Industry bodies and economists have warned that Australia’s taxation system is overly reliant on income tax to cover growing public spending pressures, leaving the tax burden squarely on the shoulders of workers.

“Our system is over-reliant on personal income tax, and that is unfairly punishing Australians also facing cost-of-living and housing pressures,” CA ANZ chief executive Ainslie van Onselen said.

 
 

In the pre-roundtable briefing document, Treasury similarly expressed concerns that bracket creep and rising average income tax rates could discourage labour market participation, savings and skills investments amongst working Australians.

“Without government intervention, bracket creep will result in rising average tax rates. Personal income tax settings also impact on efficiency, as high effective marginal tax rates can discourage labour market participation and savings as well as investment in skills,” the briefing read.

It added that inconsistent taxation on savings income was distorting how and where people saved, creating opportunities for tax planning.

The context was attached to a roundtable session concerning personal taxes, delivered by Grattan Institute chief executive Dr Aruna Sathanapally, ANU economist Bob Breunig, economist Chris Richardson, and Commissioner of Taxation, Rob Heferen.

In their presentations, Sathanapally and Breunig lamented the “horizontal inequity” present in Australia’s tax system, which they said penalised workers and gave overly concessional treatment to investors and wealth-holders.

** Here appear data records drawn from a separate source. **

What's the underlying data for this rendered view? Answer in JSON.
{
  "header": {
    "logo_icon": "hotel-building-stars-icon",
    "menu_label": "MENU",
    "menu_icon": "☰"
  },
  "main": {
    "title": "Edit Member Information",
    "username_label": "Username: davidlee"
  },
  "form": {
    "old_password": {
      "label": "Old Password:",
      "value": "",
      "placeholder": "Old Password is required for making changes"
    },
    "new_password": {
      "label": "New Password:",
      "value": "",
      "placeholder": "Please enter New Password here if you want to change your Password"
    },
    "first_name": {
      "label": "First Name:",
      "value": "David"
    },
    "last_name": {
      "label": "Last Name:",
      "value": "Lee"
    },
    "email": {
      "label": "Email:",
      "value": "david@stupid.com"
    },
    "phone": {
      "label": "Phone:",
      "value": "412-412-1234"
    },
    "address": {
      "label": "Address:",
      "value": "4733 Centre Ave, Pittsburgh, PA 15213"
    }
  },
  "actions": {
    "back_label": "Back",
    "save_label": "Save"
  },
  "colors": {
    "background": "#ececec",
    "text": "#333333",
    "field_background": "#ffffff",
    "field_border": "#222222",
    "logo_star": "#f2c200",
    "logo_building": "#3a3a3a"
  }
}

“The issue here isn’t how much personal income tax we collect, but the imbalanced way in which we do it,” Sathanapally said.

“As it currently stands, wages and salaries from work are what we lean on most heavily in our tax system … and alongside it, we have created very generous concessions for making your income almost any other way.”

Before the roundtable, Breunig told The Australian Financial Review he would advocate for company tax cuts, paid for through greater taxation of wealth.

“The tax system is penalising people in their 30s and 40s and then making them super wealthy towards the end of their life, and they could probably use a bit more of that money when they’re paying for childcare and trying to get a mortgage,” he said.

“If we tax savings a bit better, it means you can improve equity and can also afford to cut the corporate tax rate to increase productivity.”

In the contextual background for the roundtable session on corporate and indirect taxes, Treasury added that the share of indirect taxes contributing to government revenue had fallen in recent decades. 

“Indirect taxes – including the GST and excise equivalent duties – have fallen from 29 to 22 per cent of total revenue over the past twenty years,” the briefing read.

“This trend is expected to continue with technological developments and changing consumer preferences.”